Find the concavity and min and max for f(x) = x*sqrt(x^2+36) defined on the interval [-4, 7]?
To find the concavity and min/max for the function f(x) = x*sqrt(x^2+36) on the interval [-4, 7], we need to find the critical points and the second derivative of the function.
First, let's find the critical points by solving f'(x) = 0. Differentiating f(x) using the product rule gives:
f'(x) = (d/dx) [x * sqrt(x^2 + 36)]
= sqrt(x^2 + 36) + x * (d/dx) [sqrt(x^2 + 36)]
= sqrt(x^2 + 36) + x * (1/2) * (x^2 + 36)^(-1/2) * 2x
= sqrt(x^2 + 36) + (x^2 / sqrt(x^2 + 36))
Setting f'(x) to zero and solving for x:
sqrt(x^2 + 36) + (x^2 / sqrt(x^2 + 36)) = 0
Squaring both sides:
x^2 + 36 + x^2 = 0
Simplifying:
2x^2 + 36 = 0
2x^2 = -36
x^2 = -18
Since the square root of a negative number is undefined in the real number system, there are no real solutions to this equation.

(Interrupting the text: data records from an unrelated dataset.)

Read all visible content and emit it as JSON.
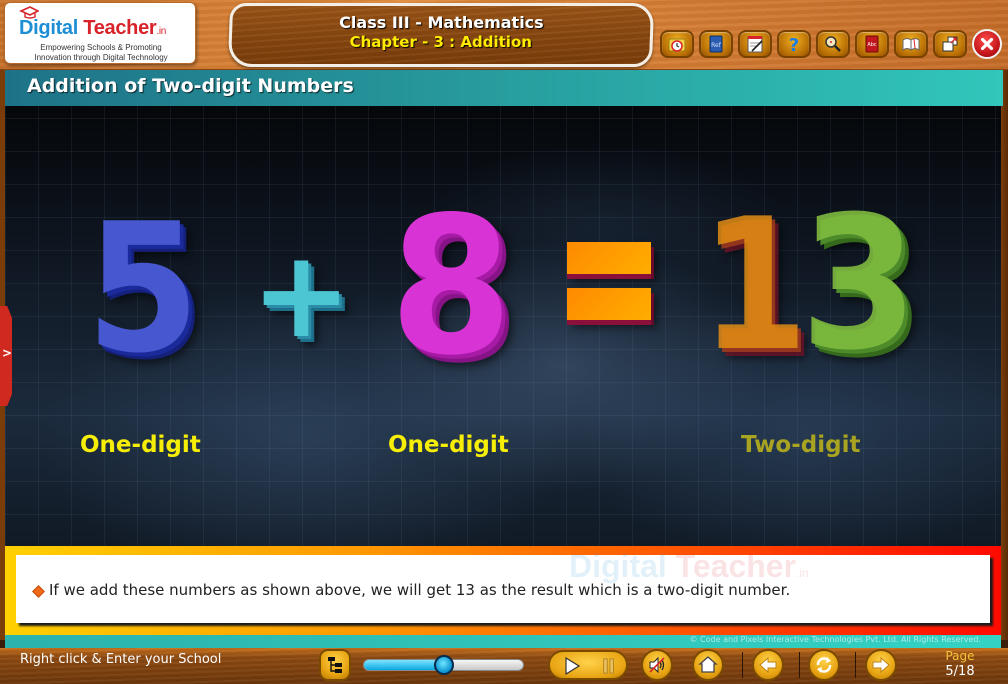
{
  "header": {
    "logo": {
      "brand_part1": "Digital",
      "brand_part2": "Teacher",
      "brand_suffix": ".in",
      "tagline_line1": "Empowering Schools & Promoting",
      "tagline_line2": "Innovation through Digital Technology"
    },
    "course_title": "Class III - Mathematics",
    "chapter_title": "Chapter - 3 : Addition",
    "toolbar": [
      {
        "name": "history",
        "icon": "folder-clock-icon"
      },
      {
        "name": "reference",
        "icon": "ref-book-icon",
        "label": "Ref"
      },
      {
        "name": "notes",
        "icon": "notepad-pen-icon"
      },
      {
        "name": "help",
        "icon": "question-mark-icon",
        "label": "?"
      },
      {
        "name": "search",
        "icon": "magnifier-icon"
      },
      {
        "name": "dictionary",
        "icon": "abc-book-icon",
        "label": "Abc"
      },
      {
        "name": "open-book",
        "icon": "open-book-icon"
      },
      {
        "name": "window",
        "icon": "restore-window-icon"
      },
      {
        "name": "close",
        "icon": "close-icon"
      }
    ]
  },
  "slide": {
    "heading": "Addition of Two-digit Numbers",
    "equation": {
      "operand1": "5",
      "operator": "+",
      "operand2": "8",
      "equals": "=",
      "result_tens": "1",
      "result_ones": "3"
    },
    "labels": [
      "One-digit",
      "One-digit",
      "Two-digit"
    ],
    "side_tab": ">"
  },
  "note": {
    "watermark_part1": "Digital",
    "watermark_part2": "Teacher",
    "watermark_suffix": ".in",
    "text": "If we add these numbers as shown above, we will get 13 as the result which is a two-digit number."
  },
  "copyright": "© Code and Pixels Interactive Technologies  Pvt. Ltd. All Rights Reserved.",
  "footer": {
    "school_link": "Right click & Enter your School",
    "progress_fraction": 0.5,
    "page_label": "Page",
    "page_current": "5/18"
  },
  "colors": {
    "heading_teal": "#26999c",
    "label_yellow": "#f7ee07",
    "label_olive": "#a8a321",
    "digit5": "#4757d0",
    "plus": "#4dc6d4",
    "digit8": "#d833d4",
    "equals": "#ff9a00",
    "digit1": "#e28c14",
    "digit3": "#7eba3e"
  }
}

Therefore, the function f(x) = x*sqrt(x^2+36) has no critical points on the interval [-4, 7].
Next, let's find the second derivative of f(x) by differentiating f'(x):
f''(x) = (d/dx) [sqrt(x^2 + 36) + (x^2 / sqrt(x^2 + 36))]
= (1/2) * (x^2 + 36)^(-1/2) * 2x + (d/dx) [(x^2 / sqrt(x^2 + 36))]
= x / sqrt(x^2 + 36) - (x^2 / sqrt(x^2 + 36)^3) * 2x
Simplifying f''(x):
f''(x) = x / sqrt(x^2 + 36) - (2x^3 / sqrt(x^2 + 36)^3)
Now, to determine the concavity, we need to find the sign of f''(x) on the interval [-4, 7]. To do this, we can evaluate f''(x) at any point within the interval and check its sign.
Let's evaluate f''(x) at the endpoints of the interval, x = -4 and x = 7:
f''(-4) = (-4) / sqrt((-4)^2 + 36) - (2(-4)^3 / sqrt((-4)^2 + 36)^3)
= -4 / sqrt(16 + 36) - (2(-64) / sqrt(16 + 36)^3)
= -4 / sqrt(52) - (-128 / sqrt(52)^3)
= -2 / sqrt(13) + (-4 / sqrt(13)^3)
= (-2sqrt(13) - 4) / sqrt(13)^3
f''(7) = (7) / sqrt((7)^2 + 36) - (2(7)^3 / sqrt((7)^2 + 36)^3)
= 7 / sqrt(49 + 36) - (2(343) / sqrt(49 + 36)^3)
= 7 / sqrt(85) - (686 / sqrt(85)^3)
= (7sqrt(85) - 686) / sqrt(85)^3
From the signs of f''(-4) and f''(7), we can conclude that:
- f''(-4) < 0, meaning the concavity is downward (concave down) at x = -4.
- f''(7) > 0, meaning the concavity is upward (concave up) at x = 7.
Since there are no critical points on the interval [-4, 7], we cannot find the minima or maxima of the function f(x) = x*sqrt(x^2+36) on this interval.